Well, I don't blame myself. In fact, in this super awesome roller coaster ride known as The Year My Parents Divorced, I'm currently stuck in a loop of absolute frustration, asking the same question over and over again:

What did I do this deserve this?

Because I don't blame myself for my parents divorce. I believe they are two people with certain flaws that create a lot of friction--two people, who at some point, may have belonged together, but have not gotten along for a long time now. I believe that whatever is happening between them is because of them--their flaws, their judgments, their decisions, both right and wrong--and not me. I am not the one who didn't do the dishes or who acted unappreciative or who went a step too far too many times. I'm sure they'd both like to tell you that this situation is not their fault. But all I am sure of is that this year, this pain, is most definitely not my fault. 

That idea really frustrates me. If I didn't do anything wrong, if I had absolutely no choice in this matter, why am I being forced to sacrifice and feel hurt again and again and again? I have no answer. Ultimately, all I can think about is how completely unfair this all feels. 
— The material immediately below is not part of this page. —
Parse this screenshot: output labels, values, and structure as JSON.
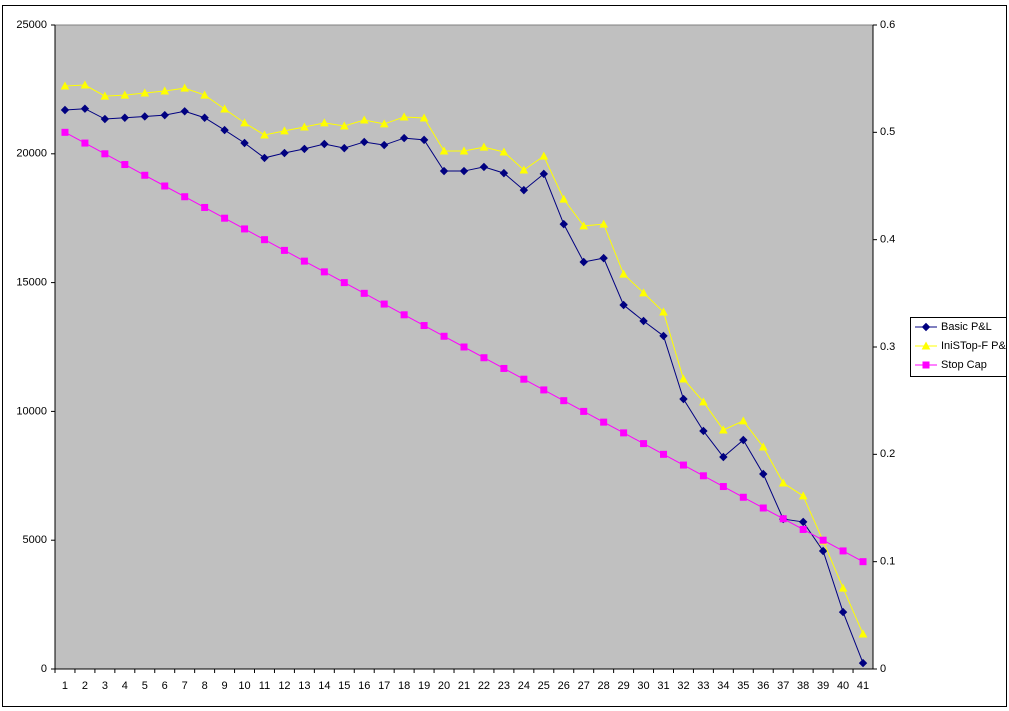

From thought, I've only spiralled into a thousand thoughts of how my life sucks, how things that I've accepted about myself and my life for so long are actually really unfortunate. Like the fact that I have never had parents who loved each other. Ever. Not really. "Why!" I want to scream. Why does my life have to suck like that? And why, oh why, do I have to go through all this alone? And why does everyone else get to have siblings and I don't? I would give anything to have someone like that right now, someone to go through this whole mess with, someone who loves both my parents the way I do. Because, from now on, I am, officially, legally, fully, the only person who loves them both in the whole wide world. And that feels very lonely. 

I don't know if this is just me--I suspect it's not--but I've always gone through life assuming that things were generally, ultimately, fair. Not always, of course--cancer isn't fair, poverty isn't fair, a million things aren't fair--but divorce isn't a chance thing like that. It is the direct result of decisions made by people. People who aren't me. Which, in my view, isn't fair. I can't help but feeling life isn't being fair to me right now. 

I want to say that I'm not writing this post to whine. There would be not point in that. And, obviously, as lives go, my is probably not more than a little unfair. I was born into a life filled with loving, fairly well off parents, in one of the best countries to live in in the entire world. I am healthy, smart, what have you. I know that. But I wanted to write this post without that element of perspective. I wanted to document my exact feeling at this exact moment, two weeks before the big split, to document how it felt being sad, scared, and frustrated, in the eye of a tornado that is currently ripping through my life. To me, right now, there isn't much of a thing called perspective. All I can see is the wind whipping around me at a million miles an hour, stirring up pain and creating nothing but debris. I wanted to document the fact that right now, I feel like a piece of wood, sucked up by the wind, waiting to be flung off in an uncertain future. 

I wanted to prove that this frustration I'm feeling is very real and very valid to me right now, no matter what a grander perspective might suggest. As Augustus Waters says:


This pain, in this moment, is real. And I guess I'm going to just have to feel it and question it and experience it. This is my life right now.